Because Hechtman and Bankoff were in Boston two weekends ago, the university confiscated the chemicals and sealed the room. Upon their return the two were questioned by university officials and had to appear in front of university disciplinary bodies.

Both have said they are members of an unrecognized campus organization the Allied Destructive Hackers of Columbia, commonly known as ADHOC. Hechtman, who said he is the unofficial leader of ADHOC, said that the group regularly ventured into forbidden areas to have fun.

In his disciplinary hearing, Hechtman was also charged with stealing a dormitory bathroom door, threatening a school official, and painting graffiti on a university ambulance.

Hechtman denied all three of the additional charges, and refused to divulge the names of the people responsible for two of the offenses, which he said he knew. Hechtman said that he was treated unfairly as a result.

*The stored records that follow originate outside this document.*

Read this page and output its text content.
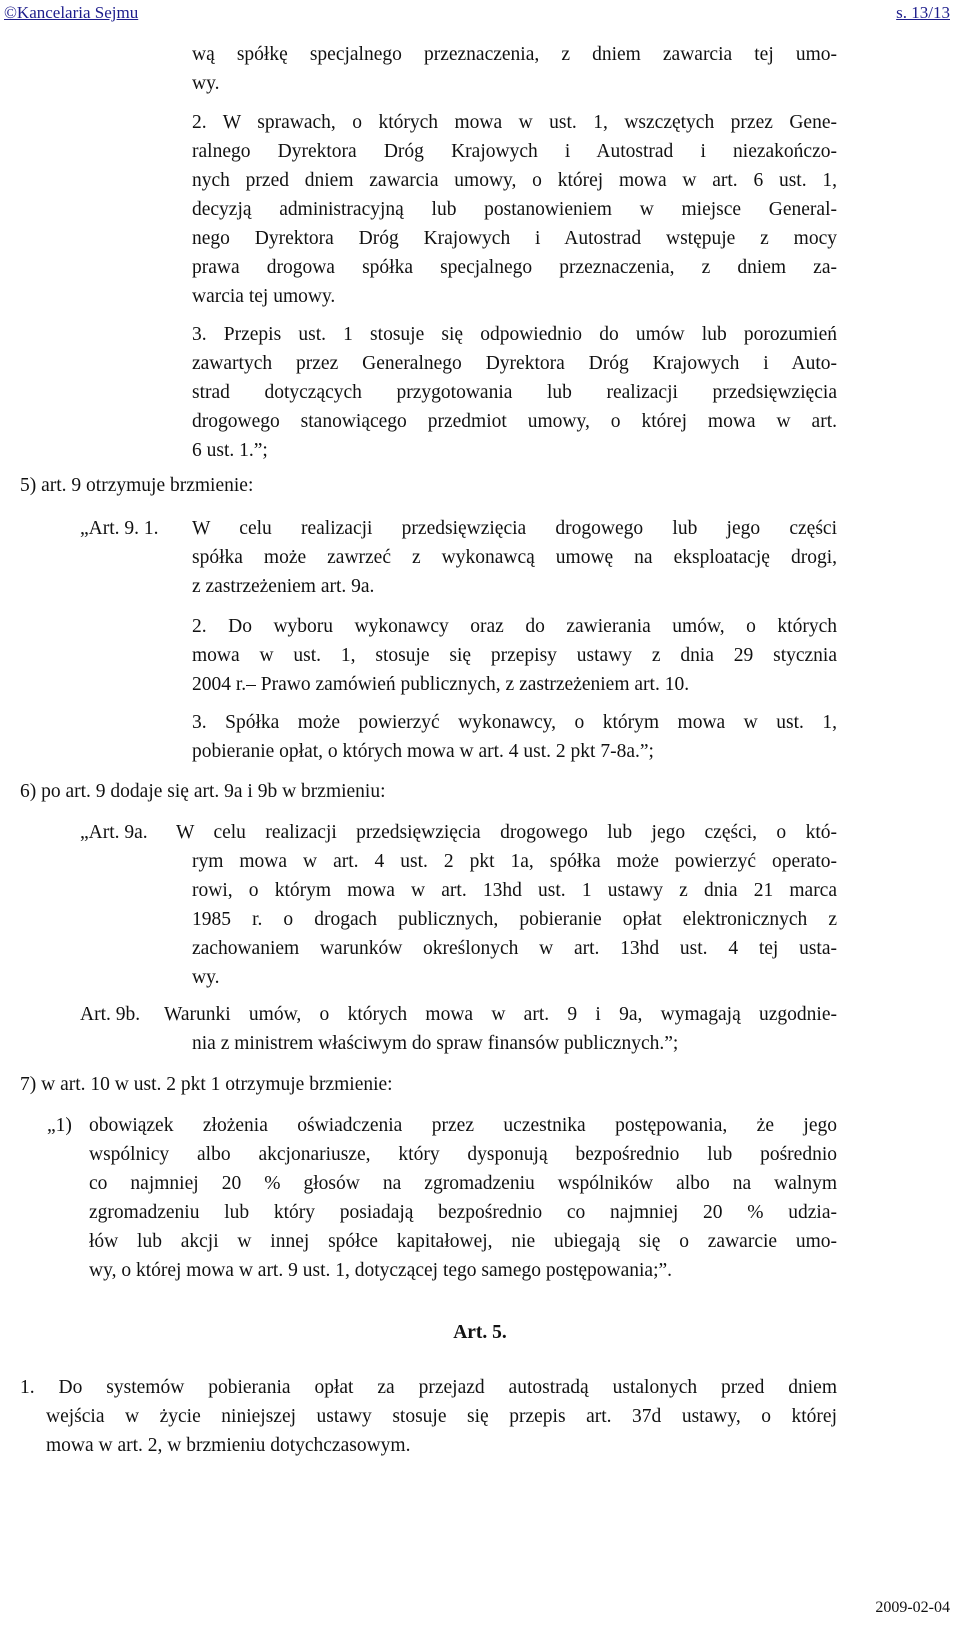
©Kancelaria Sejmu	s. 13/13
wą spółkę specjalnego przeznaczenia, z dniem zawarcia tej umo-
wy.
2. W sprawach, o których mowa w ust. 1, wszczętych przez Gene-
ralnego Dyrektora Dróg Krajowych i Autostrad i niezakończo-
nych przed dniem zawarcia umowy, o której mowa w art. 6 ust. 1,
decyzją administracyjną lub postanowieniem w miejsce General-
nego Dyrektora Dróg Krajowych i Autostrad wstępuje z mocy
prawa drogowa spółka specjalnego przeznaczenia, z dniem za-
warcia tej umowy.
3. Przepis ust. 1 stosuje się odpowiednio do umów lub porozumień
zawartych przez Generalnego Dyrektora Dróg Krajowych i Auto-
strad dotyczących przygotowania lub realizacji przedsięwzięcia
drogowego stanowiącego przedmiot umowy, o której mowa w art.
6 ust. 1.”;
5) art. 9 otrzymuje brzmienie:
„Art. 9. 1. W celu realizacji przedsięwzięcia drogowego lub jego części
spółka może zawrzeć z wykonawcą umowę na eksploatację drogi,
z zastrzeżeniem art. 9a.
2. Do wyboru wykonawcy oraz do zawierania umów, o których
mowa w ust. 1, stosuje się przepisy ustawy z dnia 29 stycznia
2004 r.– Prawo zamówień publicznych, z zastrzeżeniem art. 10.
3. Spółka może powierzyć wykonawcy, o którym mowa w ust. 1,
pobieranie opłat, o których mowa w art. 4 ust. 2 pkt 7-8a.”;
6) po art. 9 dodaje się art. 9a i 9b w brzmieniu:
„Art. 9a. W celu realizacji przedsięwzięcia drogowego lub jego części, o któ-
rym mowa w art. 4 ust. 2 pkt 1a, spółka może powierzyć operato-
rowi, o którym mowa w art. 13hd ust. 1 ustawy z dnia 21 marca
1985 r. o drogach publicznych, pobieranie opłat elektronicznych z
zachowaniem warunków określonych w art. 13hd ust. 4 tej usta-
wy.
Art. 9b. Warunki umów, o których mowa w art. 9 i 9a, wymagają uzgodnie-
nia z ministrem właściwym do spraw finansów publicznych.”;
7) w art. 10 w ust. 2 pkt 1 otrzymuje brzmienie:
„1) obowiązek złożenia oświadczenia przez uczestnika postępowania, że jego
wspólnicy albo akcjonariusze, który dysponują bezpośrednio lub pośrednio
co najmniej 20 % głosów na zgromadzeniu wspólników albo na walnym
zgromadzeniu lub który posiadają bezpośrednio co najmniej 20 % udzia-
łów lub akcji w innej spółce kapitałowej, nie ubiegają się o zawarcie umo-
wy, o której mowa w art. 9 ust. 1, dotyczącej tego samego postępowania;”.
Art. 5.
1. Do systemów pobierania opłat za przejazd autostradą ustalonych przed dniem
wejścia w życie niniejszej ustawy stosuje się przepis art. 37d ustawy, o której
mowa w art. 2, w brzmieniu dotychczasowym.
2009-02-04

In an open letter to the Spectator, Hechtman stated: "I won't be here to kick around any more...They threw up a whole bunch of shit, some of which I did, most of which I didn't."

"The actual disciplinary hearing was a screw job," he added in the letter. University officials refused comment on any aspect of the disciplinary hearings.

Bankoff said that Hechtman "had far more nefarious intentions" than he did.

In his open letter, Hechtman addressed Bankoff: "No regrets. It was fun, it was worth it."

He also wrote, addressing his roommate, whom he said cooperated with police investigation efforts: "I hope you get cancer from your alarm clock."